The department says the proposed study comes against the backdrop of strong population growth, which has placed considerable strain on the Western Cape’s water system, including supply to Cape Town, Stellenbosch, Drakenstein, Swartland and Saldanha.

The system is currently able to supply 556-million m3 yearly, with demand having risen to 511-million last year. The remaining 45-million m3 is expected to be absorbed between 2017 and 2019.

In a note a cautioning the city’s consumers to institute savings initiatives, owing to a dearth of near-term augmentation options, integrated water resource planning chief director Peter van Niekerk says the desalination study will determine the best location and size for such a plant.

A further study will be conducted into the large-scale re-use of water, which is described as the “only remaining major potential source for augmenting the area’s water supplies at a lower cost than that of seawater desalination”.

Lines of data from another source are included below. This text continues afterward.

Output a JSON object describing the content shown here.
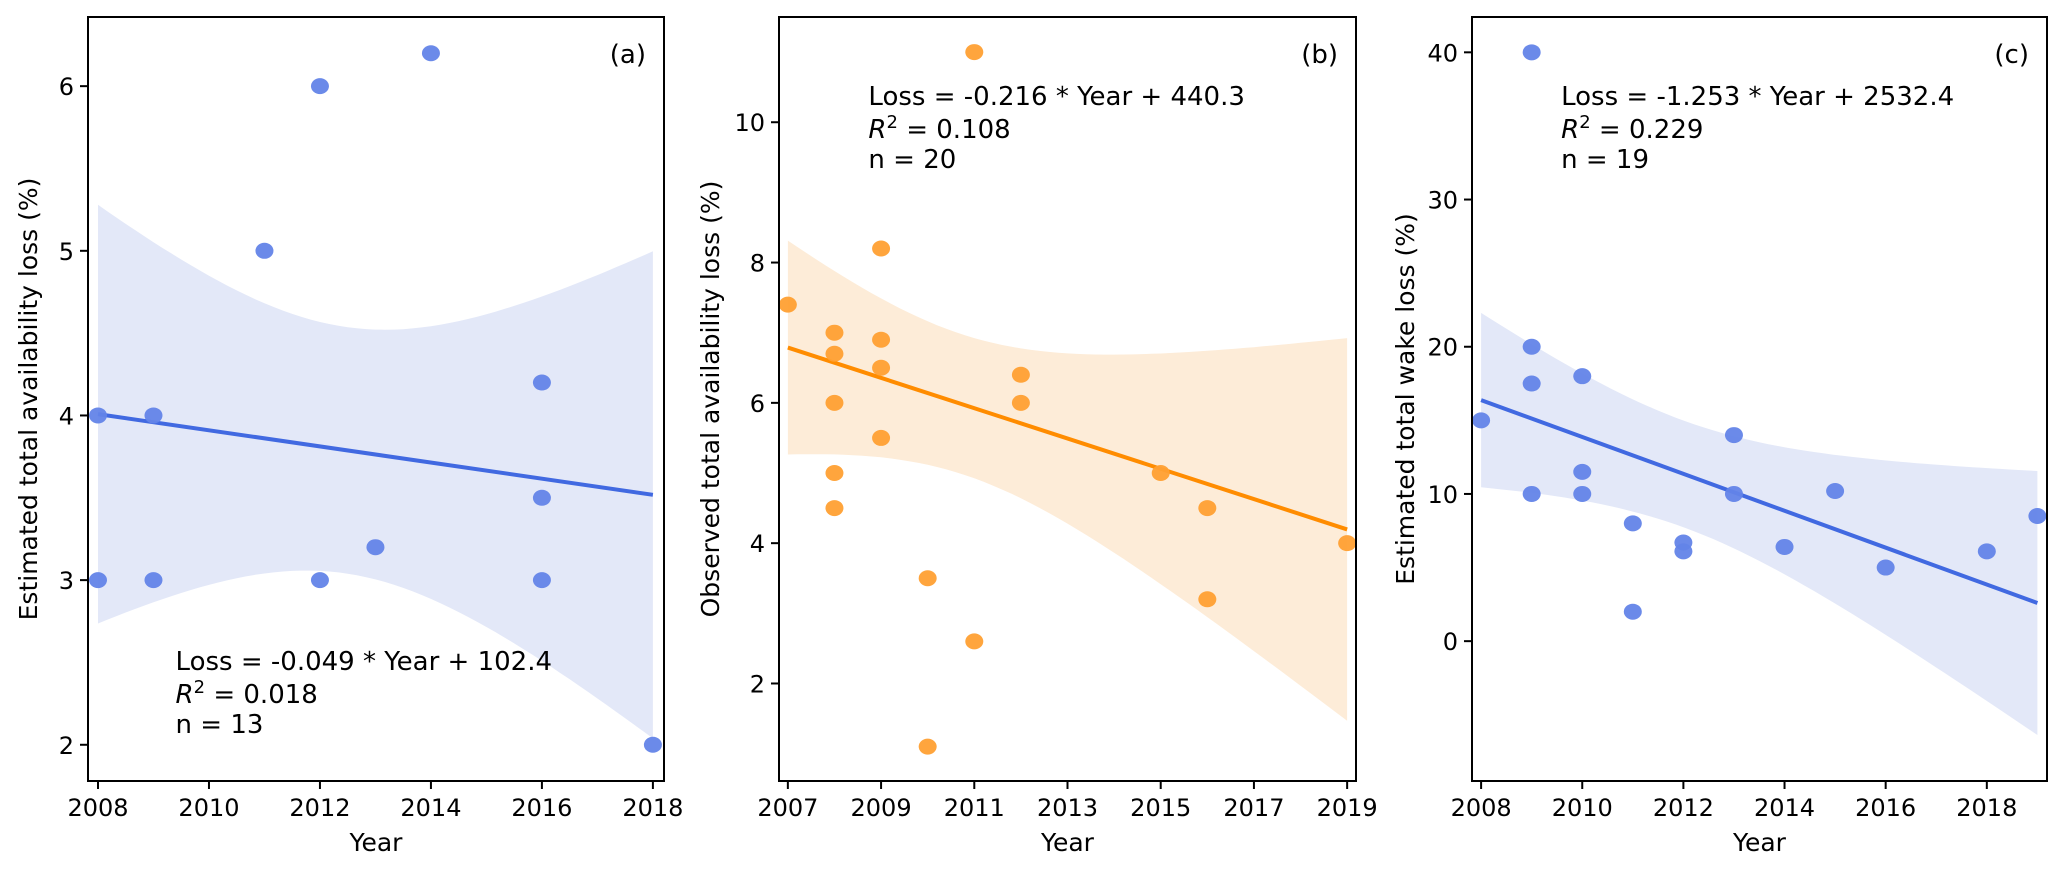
{
  "chart_data": [
    {
      "type": "scatter",
      "panel_label": "(a)",
      "xlabel": "Year",
      "ylabel": "Estimated total availability loss (%)",
      "xlim": [
        2007.82,
        2018.2
      ],
      "ylim": [
        1.78,
        6.42
      ],
      "xticks": [
        2008,
        2010,
        2012,
        2014,
        2016,
        2018
      ],
      "yticks": [
        2,
        3,
        4,
        5,
        6
      ],
      "grid": false,
      "color": "#4169e1",
      "point_color": "#6384e8",
      "band_color": "#e3e8f8",
      "annotation_position": "bottom-left",
      "annotation": {
        "line1": "Loss = -0.049 * Year + 102.4",
        "r2_prefix": "R",
        "r2_exp": "2",
        "r2_value": " = 0.018",
        "line3": "n = 13"
      },
      "fit": {
        "slope": -0.049,
        "intercept": 102.4,
        "r2": 0.018,
        "n": 13
      },
      "x": [
        2008,
        2008,
        2009,
        2009,
        2011,
        2012,
        2012,
        2013,
        2014,
        2016,
        2016,
        2016,
        2018
      ],
      "y": [
        4.0,
        3.0,
        4.0,
        3.0,
        5.0,
        6.0,
        3.0,
        3.2,
        6.2,
        4.2,
        3.5,
        3.0,
        2.0
      ]
    },
    {
      "type": "scatter",
      "panel_label": "(b)",
      "xlabel": "Year",
      "ylabel": "Observed total availability loss (%)",
      "xlim": [
        2006.81,
        2019.19
      ],
      "ylim": [
        0.61,
        11.5
      ],
      "xticks": [
        2007,
        2009,
        2011,
        2013,
        2015,
        2017,
        2019
      ],
      "yticks": [
        2,
        4,
        6,
        8,
        10
      ],
      "grid": false,
      "color": "#ff8c00",
      "point_color": "#ffa033",
      "band_color": "#fdecd8",
      "annotation_position": "top-left",
      "annotation": {
        "line1": "Loss = -0.216 * Year + 440.3",
        "r2_prefix": "R",
        "r2_exp": "2",
        "r2_value": " = 0.108",
        "line3": "n = 20"
      },
      "fit": {
        "slope": -0.216,
        "intercept": 440.3,
        "r2": 0.108,
        "n": 20
      },
      "x": [
        2007,
        2008,
        2008,
        2008,
        2008,
        2008,
        2009,
        2009,
        2009,
        2009,
        2010,
        2010,
        2011,
        2011,
        2012,
        2012,
        2015,
        2016,
        2016,
        2019
      ],
      "y": [
        7.4,
        7.0,
        6.7,
        6.0,
        5.0,
        4.5,
        8.2,
        6.9,
        6.5,
        5.5,
        3.5,
        1.1,
        11.0,
        2.6,
        6.4,
        6.0,
        5.0,
        4.5,
        3.2,
        4.0
      ]
    },
    {
      "type": "scatter",
      "panel_label": "(c)",
      "xlabel": "Year",
      "ylabel": "Estimated total wake loss (%)",
      "xlim": [
        2007.82,
        2019.19
      ],
      "ylim": [
        -9.5,
        42.4
      ],
      "xticks": [
        2008,
        2010,
        2012,
        2014,
        2016,
        2018
      ],
      "yticks": [
        0,
        10,
        20,
        30,
        40
      ],
      "grid": false,
      "color": "#4169e1",
      "point_color": "#6384e8",
      "band_color": "#e3e8f8",
      "annotation_position": "top-left",
      "annotation": {
        "line1": "Loss = -1.253 * Year + 2532.4",
        "r2_prefix": "R",
        "r2_exp": "2",
        "r2_value": " = 0.229",
        "line3": "n = 19"
      },
      "fit": {
        "slope": -1.253,
        "intercept": 2532.4,
        "r2": 0.229,
        "n": 19
      },
      "x": [
        2008,
        2009,
        2009,
        2009,
        2009,
        2010,
        2010,
        2010,
        2011,
        2011,
        2012,
        2012,
        2013,
        2013,
        2014,
        2015,
        2016,
        2018,
        2019
      ],
      "y": [
        15.0,
        40.0,
        20.0,
        17.5,
        10.0,
        18.0,
        11.5,
        10.0,
        8.0,
        2.0,
        6.7,
        6.1,
        14.0,
        10.0,
        6.4,
        10.2,
        5.0,
        6.1,
        8.5
      ]
    }
  ]
}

The re-use study should also commence within months and would run in parallel with investigations into using additional groundwater sources, as well as the Table Mountain Group (TMG) aquifer. The city is yet to make a decision on whether to proceed with a pilot wellfield in the TMG.

Two surface water options are also under review, including pumping winter rainfall runoff from the Berg river to the Voëlvlei dam, as well as diverting winter rainfall, above an agreed threshold, from Michell’s Pass to the Klein Berg river and into the Voëlvlei dam.

“The ecological water requirements downstream of both of these schemes are being determined and will be taken into account,” Van Niekerk avers.

The department warns that, while water augmentation is receiving high-level attention, the solutions may not be delivered for years and the short-term focus should, thus, be on curbing waste and losses.